Zulassungssteuerung der Ärzte im ambulanten Bereich

CURAVIVA Schweiz begrüsst zielführende Einigung im Parlament.

Am 8. Juni 2020 behandelte das Parlament die neue Zulassungssteuerung der Ärztinnen und Ärzte im ambulanten Bereich. Da beide Räte die Vorlage bereits dreimal beraten hatten, musste nun die Einigungskonferenz ans Werk.

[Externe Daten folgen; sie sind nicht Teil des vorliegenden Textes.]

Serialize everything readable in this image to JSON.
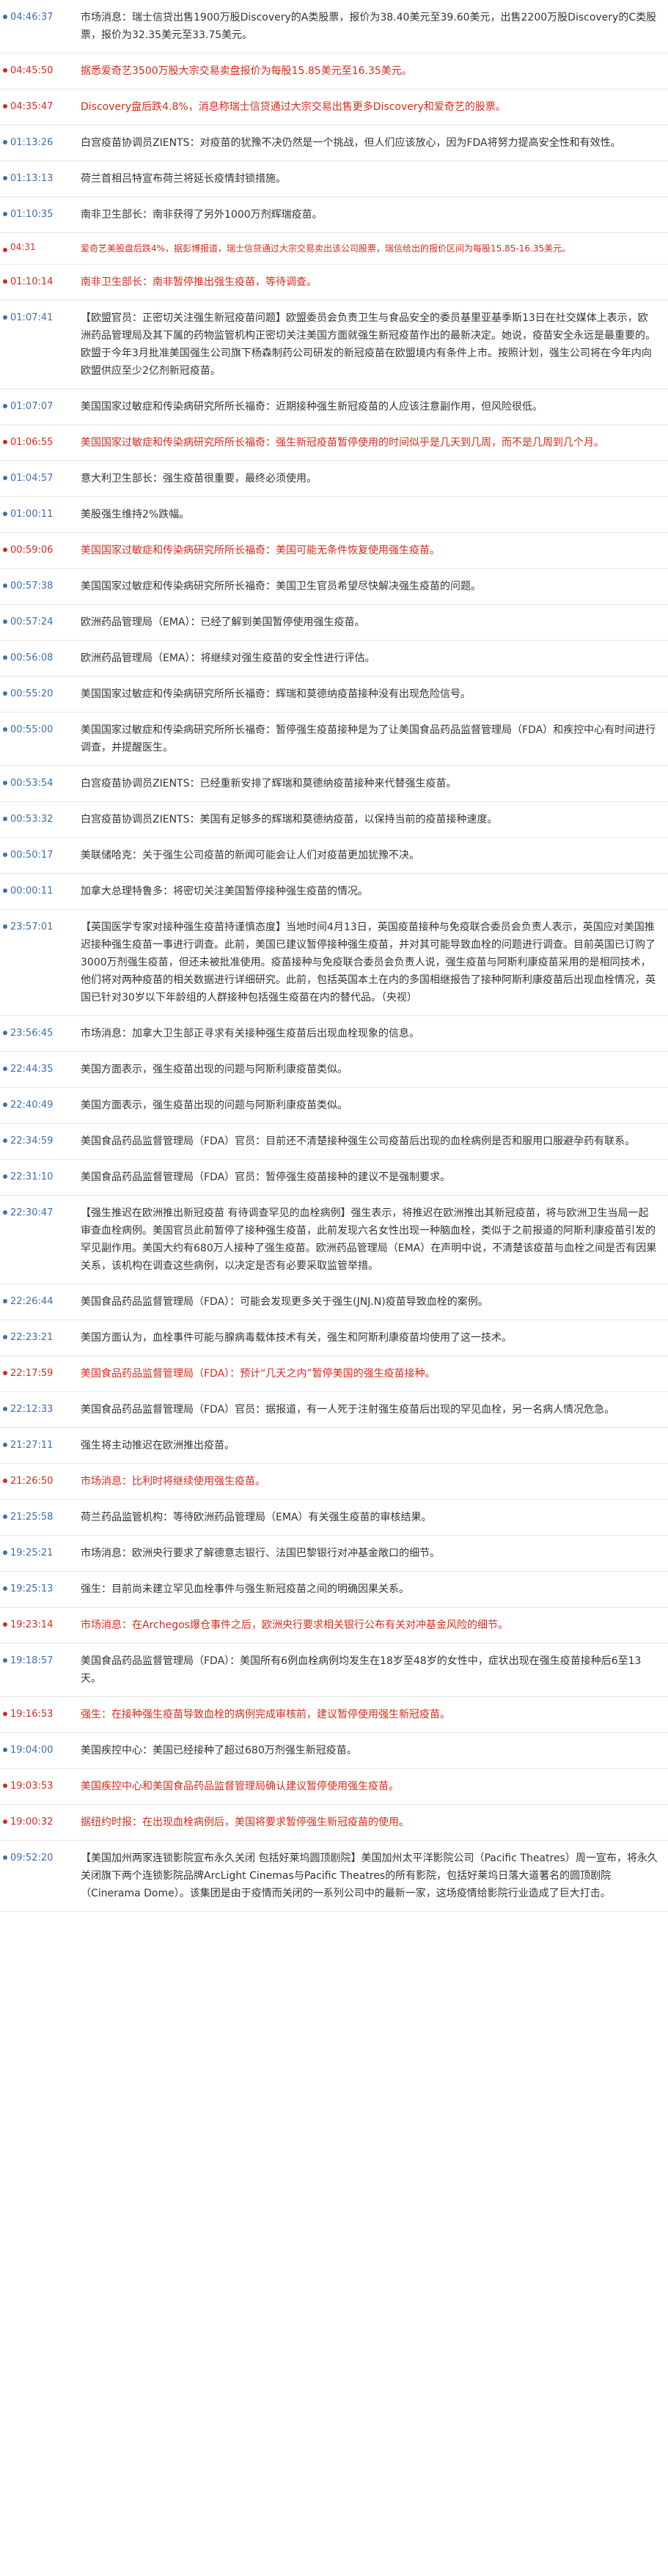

Noch umstritten war unter anderem, ob die Krankenversicherungen ein Beschwerderecht gegen kantonale Erlasse zur Zulassungssteuerung erhalten sollen. Der Ständerat hatte das stets abgelehnt, schliesslich setzte er sich auch in der Einigungskonferenz durch. Aus Sicht von CURAVIVA Schweiz stellt das ein gutes Omen dar: Im Rahmen der Diskussion zur Kostendämpfung im Gesundheitswesen, steht auch ein Beschwerderecht der Krankenversicherer gegen kantonale Entscheide zur Planung von neuem Pflegeinstitutionen zur Diskussion. CURAVIVA Schweiz erachtet diese Massnahme als nicht zielführend und rechtstaatlich bedenklich, da die Kantone diese Zulassungen aus eigenem Interesse bereits heute sorgfältig vornehmen.

Bereits in der Sommersession 2019 hatten sich National- und Ständerat darüber geeinigt, dass Neuzulassungen von Ärztinnen und Ärzten im ambulanten Bereich, die zulasten der OKP Leistungen abrechnen, an die Pflicht geknüpft ist, ein elektronisches Patientendossier anzubieten. Die Betroffenen sollen einer zertifizierten Gemeinschaft oder Stammgemeinschaft im Sinne der Gesetzgebung über das elektronische Patientendossier beitreten. CURAVIVA Schweiz hatte sich für diese Voraussetzung ausgesprochen: Im Sinne einer effizienten und wirksamen integrierten medizinischen Versorgung ist es für die Pflegeinstitutionen von grosser Bedeutung, dass sie auf die Zuverlässigkeit der medizinischen Dossiers ihrer Bewohnerinnen und Bewohner zählen können.